When Speaker Nancy Pelosi took charge of the House in January, she pledged that Democrats would fight deficit spending and "restore pay-as-you-go [budget] discipline." Amid much fanfare, the new Democratic House passed a "pay-as-you-go" budgeting rule that required Congress to offset any spending increases or tax cuts. On Dec. 19, "pay-go" bit the dust.

On that day, the House passed a bill to protect more than 20 million American households from an increase in the alternative minimum tax -- without offsetting the $50 billion in lost revenue as pay-go promised. The 352-64 House vote followed an 88-5 Senate vote to do the same.

In less than one year, congressional Democrats had abandoned their key to fiscal responsibility -- even with the 2008 election looming, which should make them want to appear effective. And it should be noted that the pay-go rule only survived 11 months because legislators employed budgeting gimmicks -- shifting payments from one year to the next, underestimating the cost of programs or paying less for services -- to prop up the pay-go charade.

"I don't think it's dead," Pelosi spokesman Brendan Daly told me. "It's premature to say so. The speaker is certainly committed to it. The blue dogs [fiscally conservative Democrats] are. I think that we're going to do everything we can to force it on other bills."

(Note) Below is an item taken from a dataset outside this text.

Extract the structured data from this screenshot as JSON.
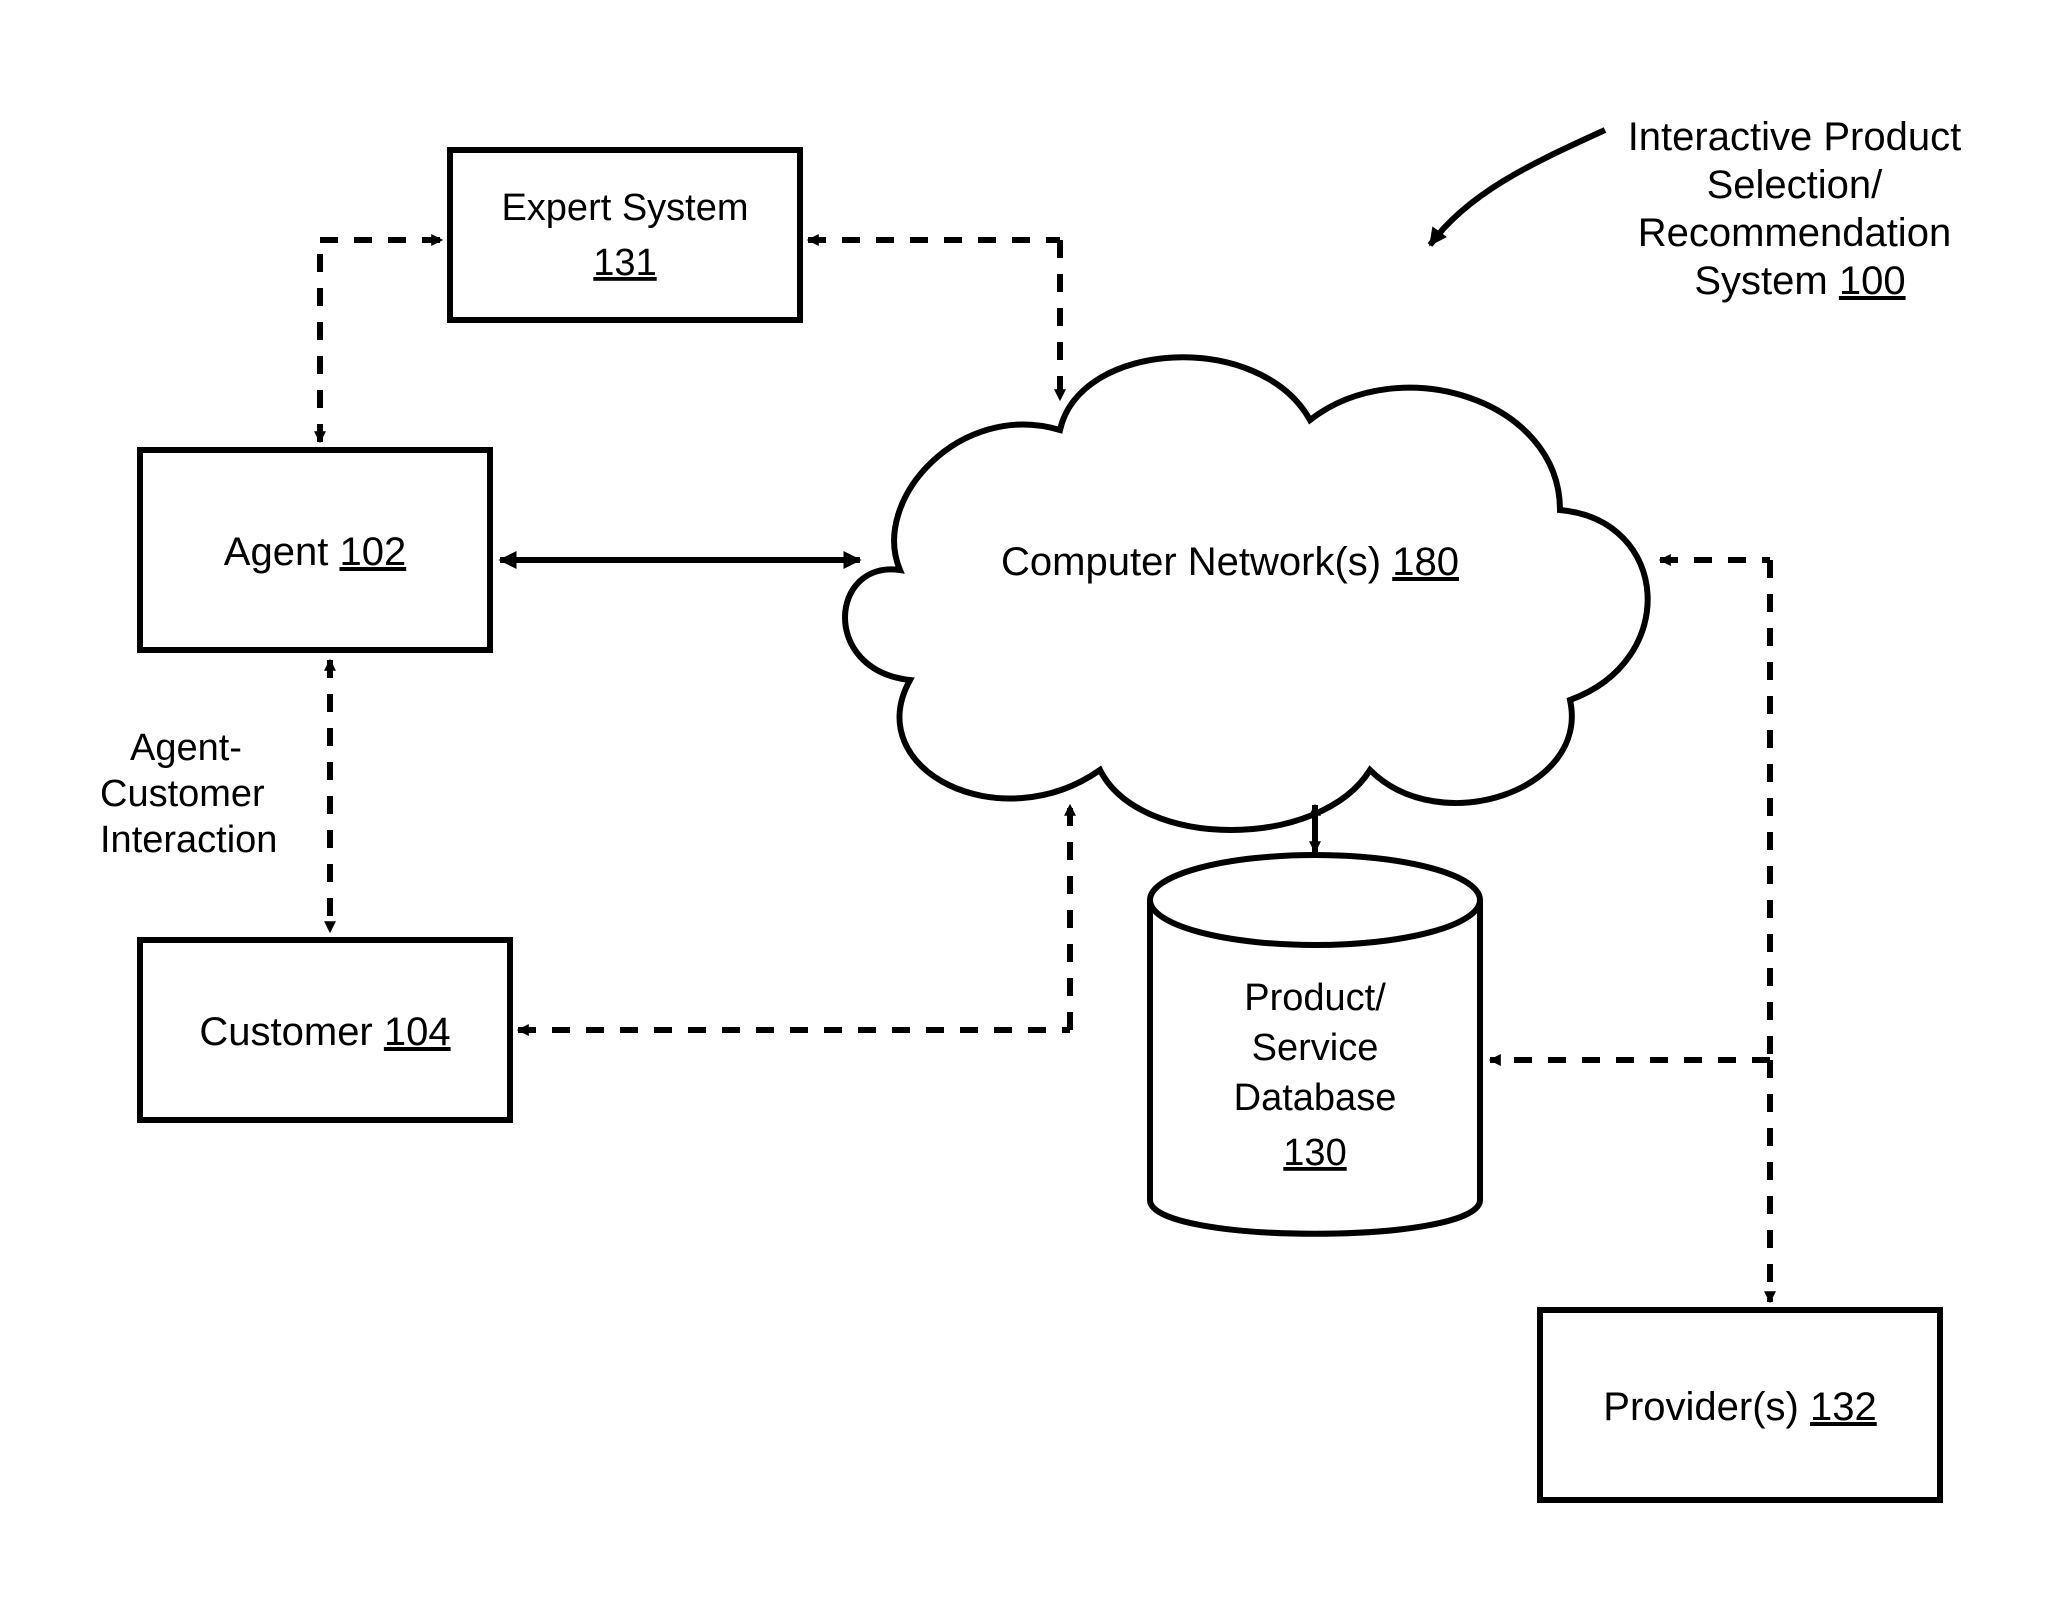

Daly noted that House Dems twice passed an AMT-reform bill that met the pay-go rules, but the Senate wouldn't pass them. So House Democrats -- these are my words -- were forced to cave rather than allow a tax increase on the middle-middle and upper-middle class.

The Democrats' failure here is not cause for glee. Sure, there is small satisfaction in watching the party of big spending revealed for what it is. Yet House Democratic staffers can point to new spending bills that never made it to a floor vote because they would have had to find a way to pay for the new programs. The House Budget Committee cites 360 bills passed by the House that complied with pay-go.

Democrats believe that they have made sacrifices in their aim for fiscal responsibility -- and at least they're trying. But they can't climb that hill. Taxpayers for Common Sense found more than $15 billion in earmarks -- pet projects inserted by lawmakers -- in the last two spending bills passed by Congress. The urge to spend trumps any notions of economy.

Besides, it's not as if the Republicans were role models when they sent big-spending bills, like their pork-rich 2002 farm bill, to President Bush for his all-too-ready signature.